Но в этот момент во весь свой рост поднялся внук Жорик: “Простите, но у меня важное сообщение… Дело в том, что мой дед Федор
Филимонович сегодня ночью был здесь. Я его видел. Он со мной разговаривал”… За столом все замерли. Только директор типографии тут же нашелся и хотел было сказать, что так не годится – все должно быть по порядку: сначала старшие, вот Анатолий Викторович. Но
Митник, довольный, что его слово откладывается, жестом успокоил директора: “Ничего, пусть расскажет”.

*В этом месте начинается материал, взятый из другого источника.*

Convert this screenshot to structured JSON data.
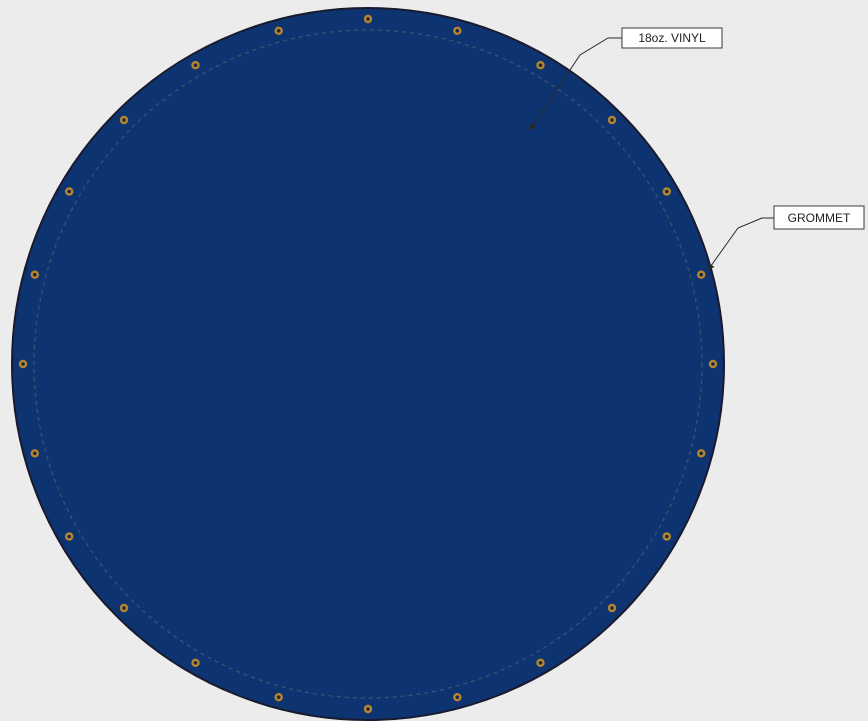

Жорик говорил медленно, постоянно сбивался, останавливался, возвращался, вспоминал какие-то детали. Но его не перебивали, слушали молча… Он приехал вчера вечером. Ночевать поднялся наверх в кабинет. (“Вот, оказывается, чья постель осталась на диване, – подумал Митник. – А я-то, сентименталист… И в шкаф с картинками парнишка, должно быть, до меня слазил. Но, увы, тоже наткнулся на инвентарные номера”.) Перед сном Жорик открыл какой-то детектив – наугад вытащил из дедовой книжной кучи (Пробродин любил детективы и, прочитав, бросал их в общую кучу в углу: тут их скопилось не меньше сотни), – но долго читать не смог, что-то тревожно ему было: “Я ждал хоть какого-то знака от деда, не верил, что все так кончится”. Свет он погасил около полуночи и хотя не сразу, но все же уснул – устал с дороги. Сколько спал – не знает. Проснулся он от страшного холода и от того, что бешено залаяла и тут же жалобно заскулила собака во дворе напротив. Открыл глаза и увидел, что форточка распахнута настежь, – а ведь он хорошо помнил, что, ложась, проверил и убедился, что все плотно закрыто. Он решил, что надо встать, закрыть форточку и укрыться еще чем-нибудь, – и посмотрел туда, где висит полушубок… и тут увидел, что освещенный бледным желтоватым светом уличного фонаря, на краю дивана в ногах у него, накинув на плечи тот самый полушубок, сидит его дед Федор Филимонович. Сидит, чуть сгорбившись, на Жорика не смотрит и молчит. И диван под ним, чувствуется, слегка проминается… Жорик оцепенел от ужаса. Сколько времени прошло, сказать трудно. “Дед, скажи что-нибудь, – решился, наконец, Жорик, – может, ты чего-то хочешь?” Ф. Ф. молчал. Но в то же время в тишине стали слышны какие-то голоса, чей-то оживленный разговор, может быть, даже спор, – но очень глухо, неразборчиво, словно голоса доносились снизу из-под толстого перекрытия или откуда-то из-за толстой-толстой каменной стены. И тут вдруг в монастыре ударил колокол – негромко и только один раз, ни с того ни с сего, – и сразу, словно вырвалась откуда-то нормальная, внятная живая речь, и знакомый голос деда четко произнес: “…И поэтому надо, чтобы ты, Иван, не ленился и продолжил дело”. – “Какое дело? – спросил Жорик и тут же спохватился: – Но я же не Иван, я – твой внук
Георгий”. “Теперь все равно”, – с некоторой досадой сказал дед. “Что
– всё равно?” – не понял Жорик… И в этот момент откуда-то резким порывом возник пронзительный, остро леденящий сквозняк – прямо по лицу, по глазам ударил чем-то вроде снежной крупы, и Жорик на секунду инстинктивно зажмурился и тут же услышал, как со страшной силой захлопнулась форточка (как еще не разбилась-то), и когда открыл глаза, – деда уже не было. Полушубок висел на своем месте возле двери. Форточка была плотно закрыта. Соседская собака коротко взлаяла и замолчала. И никакого дальнего разговора уже не было слышно – тишина. Только лицо у Жорика оказалось чуть влажным – как от холодного растаявшего снега, и он утерся краем простыни и довольно быстро уснул и спокойно спал, пока утром его не разбудили ехать на кладбище… “Я не знаю, надо ли было вообще говорить об этом,
– сказал Жорик. – Все утро сомневался, но все же вот решил”…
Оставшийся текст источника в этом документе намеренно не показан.